Écarté des négociations de l’accord de coalition lancées mercredi, l’Observatoire de la politique climatique compte bien faire entendre ses priorités au futur gouvernement.
Créé il y a deux ans avec la loi sur le climat, l’Observatoire de la politique climatique (OPC) regroupe des scientifiques spécialisés dans différents domaines du développement durable et délivre chaque année ses recommandations aux autorités. Ses sept membres se félicitent de certaines avancées ces derniers mois, mais s’inquiètent désormais du basculement vers une coalition CSV-DP, dont les priorités ne sont clairement pas environnementales.
Jusqu’à remettre en cause l’existence même de l’Observatoire ? Son président, le climatologue Andrew Ferrone, ne le croit pas : «Pour nous empêcher de fonctionner, il faudrait changer la loi, ce qui me paraît peu probable. Sans oublier que le Luxembourg a aussi des obligations aux niveaux européen et international», cite-t-il comme autant de garde-fous maintenant que les verts ont été boutés hors du gouvernement.
Si l’OPC n’a pas été convié à la table des négociations de l’accord de coalition – contrairement au Mouvement écologique et au Conseil supérieur pour un développement durable, qui participeront au groupe de travail «Environnement, climat, biodiversité et énergies renouvelables» –, il compte néanmoins se faire entendre.
«Publier notre rapport annuel ces jours-ci n’a rien d’innocent : nous voulons être invités aux discussions et défendre nos idées auprès du futur gouvernement», insiste le chef de la délégation luxembourgeoise auprès du Groupe intergouvernemental sur l’évolution du climat (GIEC), qui ne désespère pas. «On n’a pas encore travaillé avec eux donc on ne sait pas exactement à quoi ils sont ouverts.»
Conscient que «ça va être plus compliqué désormais», Andrew Ferrone veut rester optimiste : «On a entendu le formateur évoquer les priorités et le climat a bien été mentionné, ce qui est déjà bon signe. Et au Luxembourg, il me semble que tous les grands partis s’accordent sur la nécessité de réduire nos émissions», poursuit-il.
Parmi les progrès notables depuis 2022, l’OPC mentionne le projet de mise à jour du Plan national intégré en matière d’énergie et de climat (PNEC) transmis à la Commission européenne en juillet dernier. 201 mesures politiques accueillies favorablement par le comité qui épingle tout de même un certain manque d’ambition, de cohérence, voire de faisabilité. Et dans un registre plus symbolique, l’inscription de la lutte contre le changement climatique dans la Constitution est un pas important.

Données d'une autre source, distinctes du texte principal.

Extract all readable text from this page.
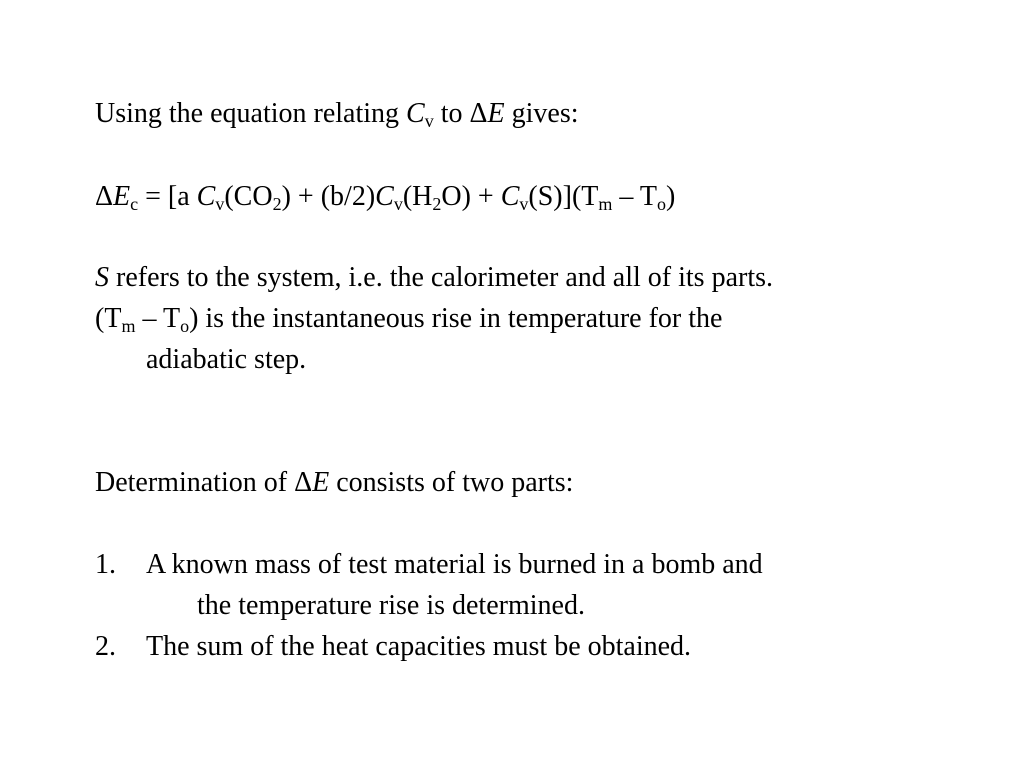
Using the equation relating $C_v$ to ΔE gives:
$\Delta E_c = [a$ $C_v(CO_2) + (b/2)C_v(H_2O) + C_v(S)](T_m - T_o)$
S refers to the system, i.e. the calorimeter and all of its parts.
$(T_m - T_o)$ is the instantaneous rise in temperature for the
adiabatic step.
Determination of ΔE consists of two parts:
1. A known mass of test material is burned in a bomb and
the temperature rise is determined.
2. The sum of the heat capacities must be obtained.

Une économie vulnérable face au risque climatique
Pour l’OPC, le plus urgent est d’impulser des changements au niveau de la gouvernance et de réorienter la place financière tout entière vers le développement durable. Car le pilier de l’économie luxembourgeoise se révèle de plus en plus vulnérable face au risque climatique. «Frappés par une catastrophe naturelle, les clients auront du mal à rembourser leurs prêts, et c’est un problème. Si les assurances prennent déjà en compte ce risque, ce n’est pas le cas des banques, à quelques exceptions près», souligne Andrew Ferrone.
Pour l’Observatoire, les investissements aussi doivent suivre cette trajectoire guidée par la transition juste, au niveau local comme mondial. D’où l’intérêt, pour le Luxembourg, de s’imposer comme un leader international de la finance durable – au-delà de la taxonomie de l’UE.
Pour ce qui est de la gouvernance, l’OPC plaide pour davantage de transversalité, en appliquant le Nohaltegkeetscheck – ou contrôle de la durabilité – à l’ensemble des politiques menées, et pas seulement aux lois. Il préconise pour cela la nomination d’un «émissaire pour le climat» qui serait directement rattaché au Premier ministre et dont le rôle consisterait à coordonner puis suivre l’action des différents ministères pour la protection du climat.
Reste à savoir si les 31 recommandations formulées dans le rapport 2023 publié hier trouveront un écho auprès des nouveaux dirigeants.